At Yuko's he tried to blow off some steam with her but stopped when she asked him to bite her breasts because he realized that some other guy had probably done that to her as well in the past. At home the next morning his mother received a call stating he was wanted to come down to the police station for "voluntary" questioning. Realizing they were building a file on him he could only realize that he really has become a true gang member.
Interesting fact. I don't know if it still holds true but definitely during the time this series takes place, Japanese police were expected to be trained in judo and other hand-to-hand martial arts so they were definitely no joke in a fight.
They were also trained in traditional Japanese arts like calligraphy and flower arranging. Police work was (and generally still is) seen as a middle class thing and you for the most part had to be a college graduate if you wanted to join.
I wish I could remember the specifics but there's a podcast I listen to called History of Japan that did a two part episode on the Japanese police. Pretty good stuff in general if you can get through questionable audio quality. Tends to go by topic rather than linear so you can skip around to the stuff that interests you. He's doing a series on the Bubble Era right now and goes a lot into a broad overview of the Japanese finance system and its pseudo-trade war with the US at the time.

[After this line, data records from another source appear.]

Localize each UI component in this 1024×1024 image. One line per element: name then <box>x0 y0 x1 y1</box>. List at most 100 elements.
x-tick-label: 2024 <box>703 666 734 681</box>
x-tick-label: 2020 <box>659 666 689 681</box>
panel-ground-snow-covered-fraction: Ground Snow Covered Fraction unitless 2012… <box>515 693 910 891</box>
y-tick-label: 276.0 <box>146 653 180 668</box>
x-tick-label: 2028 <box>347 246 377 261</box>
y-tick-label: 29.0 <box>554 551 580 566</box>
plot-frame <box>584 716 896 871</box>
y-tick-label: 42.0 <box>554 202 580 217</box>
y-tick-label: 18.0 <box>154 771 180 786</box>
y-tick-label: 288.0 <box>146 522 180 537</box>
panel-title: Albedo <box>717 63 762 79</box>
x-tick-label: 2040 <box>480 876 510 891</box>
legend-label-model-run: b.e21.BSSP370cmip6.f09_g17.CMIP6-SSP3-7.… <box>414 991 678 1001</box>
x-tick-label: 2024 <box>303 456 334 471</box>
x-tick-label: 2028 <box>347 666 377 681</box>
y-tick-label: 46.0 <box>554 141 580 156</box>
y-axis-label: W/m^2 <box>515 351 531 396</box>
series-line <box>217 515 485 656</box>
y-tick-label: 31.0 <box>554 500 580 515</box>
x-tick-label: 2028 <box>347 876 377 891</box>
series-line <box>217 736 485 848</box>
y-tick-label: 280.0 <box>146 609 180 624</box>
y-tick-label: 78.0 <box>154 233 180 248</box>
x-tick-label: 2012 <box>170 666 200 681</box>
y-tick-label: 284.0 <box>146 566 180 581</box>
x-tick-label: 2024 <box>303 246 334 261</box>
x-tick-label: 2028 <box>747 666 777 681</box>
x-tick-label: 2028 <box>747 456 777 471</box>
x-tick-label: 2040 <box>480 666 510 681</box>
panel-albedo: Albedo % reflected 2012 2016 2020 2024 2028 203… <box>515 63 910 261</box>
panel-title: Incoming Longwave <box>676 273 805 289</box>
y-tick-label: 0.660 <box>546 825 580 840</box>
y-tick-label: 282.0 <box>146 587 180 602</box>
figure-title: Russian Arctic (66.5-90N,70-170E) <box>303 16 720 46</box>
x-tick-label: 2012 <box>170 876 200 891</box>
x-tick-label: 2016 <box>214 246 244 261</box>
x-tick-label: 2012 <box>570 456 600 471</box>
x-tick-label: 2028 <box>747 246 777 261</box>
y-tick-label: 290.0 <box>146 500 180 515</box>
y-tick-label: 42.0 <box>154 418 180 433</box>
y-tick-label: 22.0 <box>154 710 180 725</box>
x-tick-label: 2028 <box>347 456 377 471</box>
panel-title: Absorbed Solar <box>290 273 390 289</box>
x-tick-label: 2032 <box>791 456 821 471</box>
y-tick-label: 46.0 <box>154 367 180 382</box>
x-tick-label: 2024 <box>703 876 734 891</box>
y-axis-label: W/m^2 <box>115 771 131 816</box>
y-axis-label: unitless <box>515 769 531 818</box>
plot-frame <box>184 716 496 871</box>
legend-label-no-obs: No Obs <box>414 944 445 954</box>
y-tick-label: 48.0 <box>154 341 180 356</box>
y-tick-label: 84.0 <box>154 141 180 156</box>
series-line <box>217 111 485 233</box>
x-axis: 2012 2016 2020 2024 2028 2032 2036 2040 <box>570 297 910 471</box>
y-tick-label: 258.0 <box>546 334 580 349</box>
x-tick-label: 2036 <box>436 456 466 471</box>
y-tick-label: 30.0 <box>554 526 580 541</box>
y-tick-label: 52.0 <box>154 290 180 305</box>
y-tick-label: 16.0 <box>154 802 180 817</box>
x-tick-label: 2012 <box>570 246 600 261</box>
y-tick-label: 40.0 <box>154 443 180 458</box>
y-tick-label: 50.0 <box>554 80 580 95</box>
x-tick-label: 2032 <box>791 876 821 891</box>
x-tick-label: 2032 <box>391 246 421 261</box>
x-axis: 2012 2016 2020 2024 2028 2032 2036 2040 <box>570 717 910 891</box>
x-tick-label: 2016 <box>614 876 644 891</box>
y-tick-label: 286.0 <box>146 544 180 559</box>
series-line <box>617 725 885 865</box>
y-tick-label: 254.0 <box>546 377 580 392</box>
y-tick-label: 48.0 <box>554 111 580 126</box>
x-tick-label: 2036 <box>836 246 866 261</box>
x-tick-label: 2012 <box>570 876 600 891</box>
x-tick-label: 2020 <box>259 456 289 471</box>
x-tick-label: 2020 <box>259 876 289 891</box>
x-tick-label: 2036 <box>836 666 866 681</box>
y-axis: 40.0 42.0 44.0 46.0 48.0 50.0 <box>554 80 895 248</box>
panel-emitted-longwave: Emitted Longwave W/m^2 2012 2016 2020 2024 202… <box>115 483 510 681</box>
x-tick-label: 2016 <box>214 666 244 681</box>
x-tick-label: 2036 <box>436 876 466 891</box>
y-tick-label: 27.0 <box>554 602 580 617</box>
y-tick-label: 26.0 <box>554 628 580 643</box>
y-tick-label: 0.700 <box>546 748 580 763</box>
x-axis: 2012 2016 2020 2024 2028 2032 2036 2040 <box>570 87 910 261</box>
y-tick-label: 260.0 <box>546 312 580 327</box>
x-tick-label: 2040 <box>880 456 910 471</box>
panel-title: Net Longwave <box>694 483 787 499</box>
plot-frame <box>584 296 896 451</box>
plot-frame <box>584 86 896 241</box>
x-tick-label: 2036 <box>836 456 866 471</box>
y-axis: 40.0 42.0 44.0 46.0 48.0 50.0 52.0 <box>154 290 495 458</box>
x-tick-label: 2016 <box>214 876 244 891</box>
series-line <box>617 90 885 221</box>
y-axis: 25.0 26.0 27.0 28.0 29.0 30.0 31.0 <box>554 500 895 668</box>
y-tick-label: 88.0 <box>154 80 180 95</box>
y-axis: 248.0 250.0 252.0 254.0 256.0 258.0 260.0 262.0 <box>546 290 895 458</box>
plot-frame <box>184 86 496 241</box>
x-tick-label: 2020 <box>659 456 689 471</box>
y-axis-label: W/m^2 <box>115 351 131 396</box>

The interesting thing is that stuff like koban exist pretty much as power projection. More about deterring crime by letting the criminals know that there's always a police presence nearby.
John Diaz
Sounds cool, looks like I have something new to listen to now.
Noah Thomas
It takes a while to find its footing but when it does it's really interesting. There's some episodes I skip (I'm generally not interested in buddhism or mythology for instance) but there's some, like the history of the Japanese space program, that I didn't think would be interesting but were actually pretty neat.